Whether you agree with this local vs. federal distinction or not, the Supreme Court has made it law.

And the TSA, a federal agency, can thus use alienage classifications without hindrance in screening for terrorists.
9.11.2007 3:26pm
Seamus (mail):
Do I need to be patted down before I go into a second-rate college football game?

Good question. Do I really need to go through a metal detector before I go into the Government Printing Office bookstore on North Capitol Street. I know it's a government facility and all, but there must be a total of, what, two people in there at any time? I guess if I were a terrorist who was stymied by that search, I'd just have to console myself by going and blowing up Borders (which also has a metal detector of sorts, but it's to catch people shoplifting books *out*, not terrorists bringing bombs *in*).

And why am I forbidden to bring my Leatherman into the Old Post Office, anyway. I know it has what they laughingly call "a knife" on it, but are people really afraid that I'm going to use it to hijack the building and crash it into the White House?
9.11.2007 6:47pm
JB:
In Chicago Midway Airport, there is a sandwich shop, past security, that sells drinks in glass bottles.

Given that, all security screening for any weapon at all is completely useless.
9.11.2007 6:54pm
srp (mail):
There is no question that much of the domestic antiterror stuff is useless (or designed to reassure the public rather than deter/catch bad guys), but the quantitative risk analyses are fundamentally misguided. They are applying decision-theoretic notions to a game-theoretic issue.

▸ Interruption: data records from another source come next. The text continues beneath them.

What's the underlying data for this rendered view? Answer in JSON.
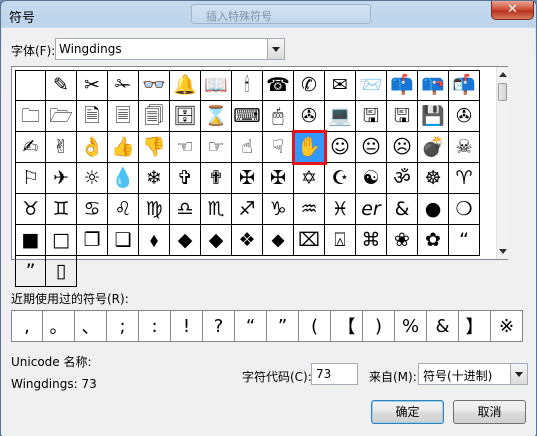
{
  "window": {
    "title": "符号",
    "close_glyph": "✕"
  },
  "font": {
    "label": "字体(F):",
    "value": "Wingdings"
  },
  "symbols": [
    " ",
    "✎",
    "✂",
    "✁",
    "👓",
    "🔔",
    "📖",
    "🕯",
    "☎",
    "✆",
    "✉",
    "📨",
    "📫",
    "📪",
    "📬",
    "🗀",
    "🗁",
    "🗎",
    "🗏",
    "🗐",
    "🗄",
    "⌛",
    "⌨",
    "🖱",
    "✇",
    "💻",
    "🖫",
    "🖫",
    "💾",
    "✇",
    "✍",
    "✌",
    "👌",
    "👍",
    "👎",
    "☜",
    "☞",
    "☝",
    "☟",
    "✋",
    "☺",
    "😐",
    "☹",
    "💣",
    "☠",
    "⚐",
    "✈",
    "☼",
    "💧",
    "❄",
    "✞",
    "✟",
    "✠",
    "✠",
    "✡",
    "☪",
    "☯",
    "ॐ",
    "☸",
    "♈",
    "♉",
    "♊",
    "♋",
    "♌",
    "♍",
    "♎",
    "♏",
    "♐",
    "♑",
    "♒",
    "♓",
    "er",
    "&",
    "●",
    "❍",
    "■",
    "□",
    "❐",
    "❑",
    "⬧",
    "◆",
    "◆",
    "❖",
    "⬥",
    "⌧",
    "⍓",
    "⌘",
    "❀",
    "✿",
    "“",
    "”",
    "▯"
  ],
  "selected_index": 39,
  "recent": {
    "label": "近期使用过的符号(R):",
    "items": [
      ",",
      "。",
      "、",
      ";",
      ":",
      "!",
      "?",
      "“",
      "”",
      "(",
      "【",
      ")",
      "%",
      "&",
      "】",
      "※"
    ]
  },
  "unicode": {
    "name_label": "Unicode 名称:",
    "name_value": "Wingdings: 73"
  },
  "char_code": {
    "label": "字符代码(C):",
    "value": "73"
  },
  "from": {
    "label": "来自(M):",
    "value": "符号(十进制)"
  },
  "buttons": {
    "ok": "确定",
    "cancel": "取消"
  },
  "ghost_tab_text": "插入特殊符号",
  "colors": {
    "selected_cell": "#3399ff",
    "selection_outline": "#e4161b"
  }
}
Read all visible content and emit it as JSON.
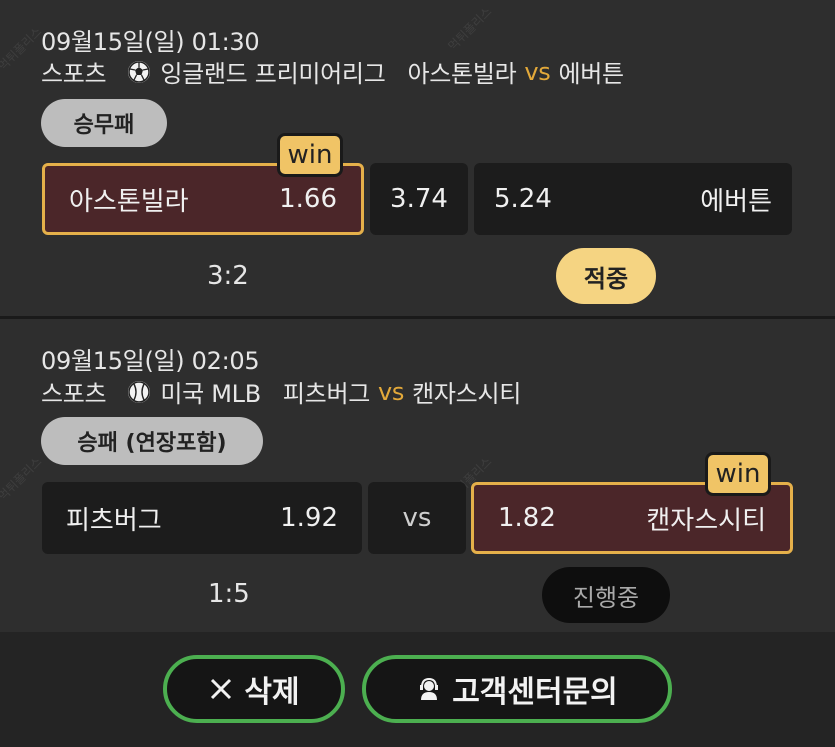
{
  "watermark": "먹튀폴리스",
  "match1": {
    "datetime": "09월15일(일) 01:30",
    "sport": "스포츠",
    "league_icon": "soccer-ball-icon",
    "league": "잉글랜드 프리미어리그",
    "home": "아스톤빌라",
    "vs": "vs",
    "away": "에버튼",
    "market": "승무패",
    "win_label": "win",
    "home_odds": "1.66",
    "draw_odds": "3.74",
    "away_odds": "5.24",
    "score": "3:2",
    "status": "적중"
  },
  "match2": {
    "datetime": "09월15일(일) 02:05",
    "sport": "스포츠",
    "league_icon": "baseball-icon",
    "league": "미국 MLB",
    "home": "피츠버그",
    "vs": "vs",
    "away": "캔자스시티",
    "market": "승패 (연장포함)",
    "win_label": "win",
    "home_odds": "1.92",
    "center_label": "vs",
    "away_odds": "1.82",
    "score": "1:5",
    "status": "진행중"
  },
  "footer": {
    "delete_label": "삭제",
    "support_label": "고객센터문의"
  },
  "colors": {
    "accent_gold": "#e5b04a",
    "win_bg": "#4b2629",
    "button_border": "#4caf50"
  }
}
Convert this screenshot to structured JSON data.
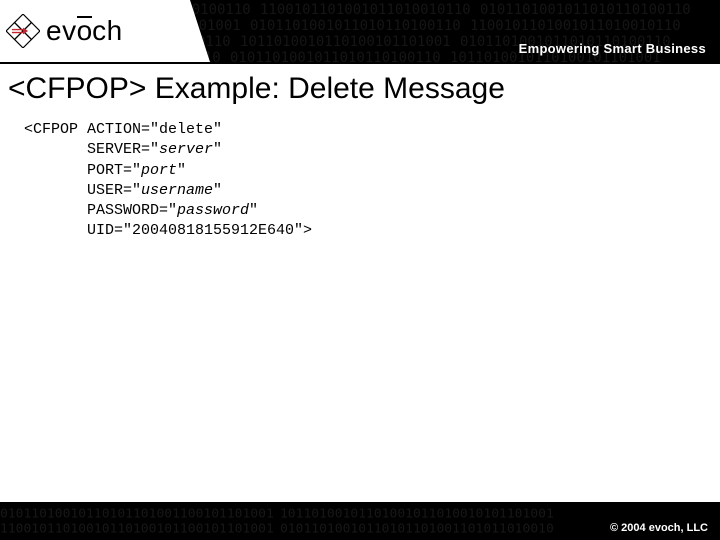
{
  "brand": {
    "part1": "ev",
    "part2": "o",
    "part3": "ch"
  },
  "tagline": "Empowering Smart Business",
  "title": "<CFPOP> Example: Delete Message",
  "code": {
    "l1_a": "<CFPOP ACTION=\"",
    "l1_b": "delete",
    "l1_c": "\"",
    "l2_a": "SERVER=\"",
    "l2_b": "server",
    "l2_c": "\"",
    "l3_a": "PORT=\"",
    "l3_b": "port",
    "l3_c": "\"",
    "l4_a": "USER=\"",
    "l4_b": "username",
    "l4_c": "\"",
    "l5_a": "PASSWORD=\"",
    "l5_b": "password",
    "l5_c": "\"",
    "l6": "UID=\"20040818155912E640\">"
  },
  "copyright": "© 2004 evoch, LLC"
}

When you're deciding on precautions to deal with bad weather, you don't have to worry that your failure to take precautions will cause bad weather. But when you face an opponent seeking to harm you, the probability of an attempted strike is not independent of your precautions. The behavioral response from the enemy is likely to be very large--they will ramp up their efforts to exploit the weakness. For example, if we hadn't secured the cockpit doors after 9/11, I'd believe that we would have seen many further attempts to get in there, if only to disable the pilots and crash the plane (since trained suicide pilots are a scarce commodity)

So comparisons of terrorism risks with exogenous risks like hurricanes and heat waves and bridge collapses is inappropriate.